En Nicaragua, el silencio es un arma de poder. Yerri Gustavo Estrada Ruiz, joven médico con vocación de servicio, fue arrancado de su vida cotidiana y convertido en un rehén del régimen Ortega-Murillo. Su detención, ocurrida dentro de un hospital público donde realizaba su residencia, no fue un hecho aislado: es la expresión de una maquinaria represiva que ha hecho de la desaparición forzada un instrumento sistemático de control social y político.
Durante 21 días, el paradero de Estrada fue desconocido. Su madre, Rosa Ruiz, clamó por información mientras el régimen negaba su detención y guardaba un silencio tan calculado como cruel. Solo después de presiones internacionales, especialmente de Estados Unidos y Costa Rica —país del que Estrada también es ciudadano—, el gobierno divulgó unas fotografías frías y deshumanizadas. Estas imágenes, difundidas nueve días después de haber sido tomadas, pretendían demostrar que Estrada estaba vivo, pero en realidad confirmaron la estrategia de terror del régimen: exhibir a las víctimas cuando les conviene, sin aclarar su situación jurídica ni el motivo de su arresto.
Llamar “golpista” a un médico que atendía a pacientes en un hospital no es solo un abuso semántico, es una declaración de guerra contra la verdad. El régimen ha vaciado de significado este término para justificar la persecución política y convertir cualquier acto de disenso —incluso la simple existencia de un ciudadano libre— en delito. Estrada no es un “golpista”, es un preso de conciencia, uno de los 73 que actualmente permanecen en las cárceles de la dictadura, 33 de ellos bajo la condición de desaparición forzada según el Mecanismo de Reconocimiento de Personas Presas Políticas.
La desaparición forzada no es únicamente la privación de la libertad; es la negación del ser humano. Es el intento deliberado de borrar la existencia de alguien de la memoria colectiva. En el caso de Estrada, el Estado nicaragüense ha querido arrebatarle incluso el derecho a ser nombrado. Esta práctica constituye un crimen de lesa humanidad según el derecho internacional, y sitúa al régimen Ortega-Murillo en la misma categoría que las dictaduras más oscuras de la historia latinoamericana.
La difusión tardía de las fotografías de Yerri no fue un acto de transparencia, sino una operación propagandística. El objetivo no era informar, sino controlar la narrativa: presentar al régimen como “humanitario” mientras se ocultan las torturas, el aislamiento y la falta de garantías procesales. Es la misma lógica con la que Ortega y Murillo han intentado reescribir la realidad de Nicaragua, construyendo un relato donde las víctimas se convierten en culpables y los verdugos en salvadores.

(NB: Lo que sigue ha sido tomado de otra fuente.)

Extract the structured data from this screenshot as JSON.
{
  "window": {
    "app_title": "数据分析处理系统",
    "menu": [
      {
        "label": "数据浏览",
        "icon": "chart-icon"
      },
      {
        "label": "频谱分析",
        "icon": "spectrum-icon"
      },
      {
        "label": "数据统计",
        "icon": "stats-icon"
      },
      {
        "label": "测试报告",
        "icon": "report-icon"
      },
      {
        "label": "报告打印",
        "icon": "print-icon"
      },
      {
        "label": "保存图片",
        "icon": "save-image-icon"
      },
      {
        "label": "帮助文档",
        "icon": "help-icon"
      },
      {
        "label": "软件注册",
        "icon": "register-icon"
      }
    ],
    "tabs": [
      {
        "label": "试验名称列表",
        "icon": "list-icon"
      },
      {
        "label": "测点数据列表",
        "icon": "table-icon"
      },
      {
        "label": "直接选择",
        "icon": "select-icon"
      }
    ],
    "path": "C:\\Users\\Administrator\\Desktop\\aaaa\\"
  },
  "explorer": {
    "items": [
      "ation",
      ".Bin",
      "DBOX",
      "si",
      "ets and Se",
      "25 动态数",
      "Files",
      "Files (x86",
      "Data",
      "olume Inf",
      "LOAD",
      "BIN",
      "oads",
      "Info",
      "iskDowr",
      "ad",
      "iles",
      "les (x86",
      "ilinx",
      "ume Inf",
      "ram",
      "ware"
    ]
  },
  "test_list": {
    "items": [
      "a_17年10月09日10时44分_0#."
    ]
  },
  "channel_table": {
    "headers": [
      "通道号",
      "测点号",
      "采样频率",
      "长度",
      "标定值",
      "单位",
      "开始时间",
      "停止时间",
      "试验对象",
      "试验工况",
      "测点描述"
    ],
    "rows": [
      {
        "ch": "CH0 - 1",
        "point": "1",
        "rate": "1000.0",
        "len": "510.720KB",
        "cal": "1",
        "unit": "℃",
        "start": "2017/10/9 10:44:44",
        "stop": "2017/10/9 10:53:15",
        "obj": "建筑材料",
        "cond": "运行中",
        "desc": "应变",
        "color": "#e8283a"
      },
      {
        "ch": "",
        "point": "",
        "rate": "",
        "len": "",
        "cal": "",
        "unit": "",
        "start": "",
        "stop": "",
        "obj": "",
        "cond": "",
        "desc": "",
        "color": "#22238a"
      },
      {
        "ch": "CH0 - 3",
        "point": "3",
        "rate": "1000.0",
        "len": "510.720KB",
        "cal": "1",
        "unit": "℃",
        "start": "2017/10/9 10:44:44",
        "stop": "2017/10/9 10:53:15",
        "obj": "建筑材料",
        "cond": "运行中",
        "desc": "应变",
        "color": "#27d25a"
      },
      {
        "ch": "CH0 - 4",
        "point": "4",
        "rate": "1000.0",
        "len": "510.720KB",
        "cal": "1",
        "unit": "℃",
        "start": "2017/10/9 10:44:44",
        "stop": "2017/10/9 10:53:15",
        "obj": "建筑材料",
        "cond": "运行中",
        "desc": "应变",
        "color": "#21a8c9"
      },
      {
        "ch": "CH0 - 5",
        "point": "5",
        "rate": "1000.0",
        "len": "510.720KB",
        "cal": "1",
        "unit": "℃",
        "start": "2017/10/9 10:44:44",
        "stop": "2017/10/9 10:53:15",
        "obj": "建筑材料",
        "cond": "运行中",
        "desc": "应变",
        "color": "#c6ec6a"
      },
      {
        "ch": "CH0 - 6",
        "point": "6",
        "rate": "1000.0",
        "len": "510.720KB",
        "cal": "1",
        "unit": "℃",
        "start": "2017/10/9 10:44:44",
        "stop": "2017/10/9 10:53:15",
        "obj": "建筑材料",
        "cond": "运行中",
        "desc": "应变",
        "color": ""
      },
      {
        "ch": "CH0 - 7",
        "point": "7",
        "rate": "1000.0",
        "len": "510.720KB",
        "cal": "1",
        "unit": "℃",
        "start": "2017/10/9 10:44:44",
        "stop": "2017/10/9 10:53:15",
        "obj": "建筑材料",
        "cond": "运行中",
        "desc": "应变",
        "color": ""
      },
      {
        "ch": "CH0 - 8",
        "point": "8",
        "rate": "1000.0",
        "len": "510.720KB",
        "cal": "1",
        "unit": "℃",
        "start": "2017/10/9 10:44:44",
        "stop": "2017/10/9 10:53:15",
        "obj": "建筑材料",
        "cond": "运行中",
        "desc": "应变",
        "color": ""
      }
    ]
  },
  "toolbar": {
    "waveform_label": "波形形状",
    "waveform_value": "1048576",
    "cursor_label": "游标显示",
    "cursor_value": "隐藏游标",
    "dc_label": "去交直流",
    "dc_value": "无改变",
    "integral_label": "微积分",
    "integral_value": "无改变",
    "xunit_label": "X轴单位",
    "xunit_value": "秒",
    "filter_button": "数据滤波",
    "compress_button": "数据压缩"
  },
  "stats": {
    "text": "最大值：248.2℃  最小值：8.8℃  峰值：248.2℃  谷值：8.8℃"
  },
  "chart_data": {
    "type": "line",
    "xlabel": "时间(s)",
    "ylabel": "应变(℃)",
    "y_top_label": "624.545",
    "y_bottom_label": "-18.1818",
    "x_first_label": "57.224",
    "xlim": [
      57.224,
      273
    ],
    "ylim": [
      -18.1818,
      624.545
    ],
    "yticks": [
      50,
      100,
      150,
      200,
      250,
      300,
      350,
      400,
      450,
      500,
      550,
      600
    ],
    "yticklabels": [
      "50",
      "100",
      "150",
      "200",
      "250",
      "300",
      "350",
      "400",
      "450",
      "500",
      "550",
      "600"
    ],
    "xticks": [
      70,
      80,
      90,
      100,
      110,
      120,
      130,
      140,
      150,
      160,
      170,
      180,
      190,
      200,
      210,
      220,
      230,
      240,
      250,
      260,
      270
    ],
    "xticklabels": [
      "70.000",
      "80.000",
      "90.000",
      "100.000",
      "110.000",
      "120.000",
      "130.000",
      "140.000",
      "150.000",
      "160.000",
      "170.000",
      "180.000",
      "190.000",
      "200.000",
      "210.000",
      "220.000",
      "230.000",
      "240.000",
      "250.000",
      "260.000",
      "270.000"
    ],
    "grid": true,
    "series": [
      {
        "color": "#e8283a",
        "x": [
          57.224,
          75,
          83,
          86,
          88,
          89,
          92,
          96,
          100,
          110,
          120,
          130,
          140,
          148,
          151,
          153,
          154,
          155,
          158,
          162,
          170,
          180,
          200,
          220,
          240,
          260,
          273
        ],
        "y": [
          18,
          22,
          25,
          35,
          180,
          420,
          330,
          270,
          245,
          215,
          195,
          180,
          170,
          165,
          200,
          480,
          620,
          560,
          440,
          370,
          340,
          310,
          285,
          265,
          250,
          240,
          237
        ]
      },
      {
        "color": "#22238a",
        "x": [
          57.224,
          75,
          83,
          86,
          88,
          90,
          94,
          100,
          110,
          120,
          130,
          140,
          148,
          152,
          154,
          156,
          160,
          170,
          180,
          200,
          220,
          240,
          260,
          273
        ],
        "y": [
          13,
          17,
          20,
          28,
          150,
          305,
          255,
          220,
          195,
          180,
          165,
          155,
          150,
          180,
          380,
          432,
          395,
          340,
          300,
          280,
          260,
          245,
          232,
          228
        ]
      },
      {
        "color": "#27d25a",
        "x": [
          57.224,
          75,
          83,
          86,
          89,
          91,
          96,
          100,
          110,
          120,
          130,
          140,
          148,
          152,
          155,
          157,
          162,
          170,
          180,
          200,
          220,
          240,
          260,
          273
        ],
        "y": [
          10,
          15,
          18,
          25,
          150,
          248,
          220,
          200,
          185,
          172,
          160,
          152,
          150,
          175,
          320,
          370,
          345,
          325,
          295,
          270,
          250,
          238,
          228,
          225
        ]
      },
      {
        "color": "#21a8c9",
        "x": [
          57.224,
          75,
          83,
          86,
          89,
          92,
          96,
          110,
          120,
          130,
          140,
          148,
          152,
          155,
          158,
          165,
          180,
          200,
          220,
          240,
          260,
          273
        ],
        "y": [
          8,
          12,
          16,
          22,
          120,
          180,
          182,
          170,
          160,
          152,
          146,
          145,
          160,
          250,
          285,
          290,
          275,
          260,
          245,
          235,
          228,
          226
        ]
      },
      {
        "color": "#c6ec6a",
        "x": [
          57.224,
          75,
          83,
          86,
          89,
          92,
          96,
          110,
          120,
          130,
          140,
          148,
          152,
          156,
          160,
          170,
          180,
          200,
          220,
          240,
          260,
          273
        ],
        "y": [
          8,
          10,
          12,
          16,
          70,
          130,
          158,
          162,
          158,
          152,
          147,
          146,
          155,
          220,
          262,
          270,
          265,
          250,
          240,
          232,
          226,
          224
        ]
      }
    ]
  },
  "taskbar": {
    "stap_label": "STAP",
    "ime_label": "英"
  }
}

Este caso debería despertar la conciencia internacional y, sobre todo, la memoria histórica de los nicaragüenses. El país ha vivido antes la represión, la cárcel y el exilio, pero nunca un régimen había perfeccionado tanto la desaparición forzada como herramienta política. Estrada es hoy símbolo de una nación secuestrada, donde la justicia ha sido sustituida por el miedo y donde la vida de cualquier ciudadano puede ser borrada con un simple acto administrativo.
No basta con exigir la libertad de Yerri Estrada y de todos los presos políticos. Es necesario nombrar las cosas por su nombre: en Nicaragua se está cometiendo un crimen de lesa humanidad y el silencio solo favorece a los perpetradores. Mientras la dictadura siga controlando la narrativa y ocultando la verdad, la resistencia debe sostenerse en la memoria, en la denuncia y en la solidaridad internacional.
Yerri, como tantos otros, no es un número en una lista. Es un rostro, una historia y una voz que la dictadura intenta silenciar, pero que hoy se alza como testimonio vivo de la brutalidad de un régimen que ha convertido la desaparición en política de Estado.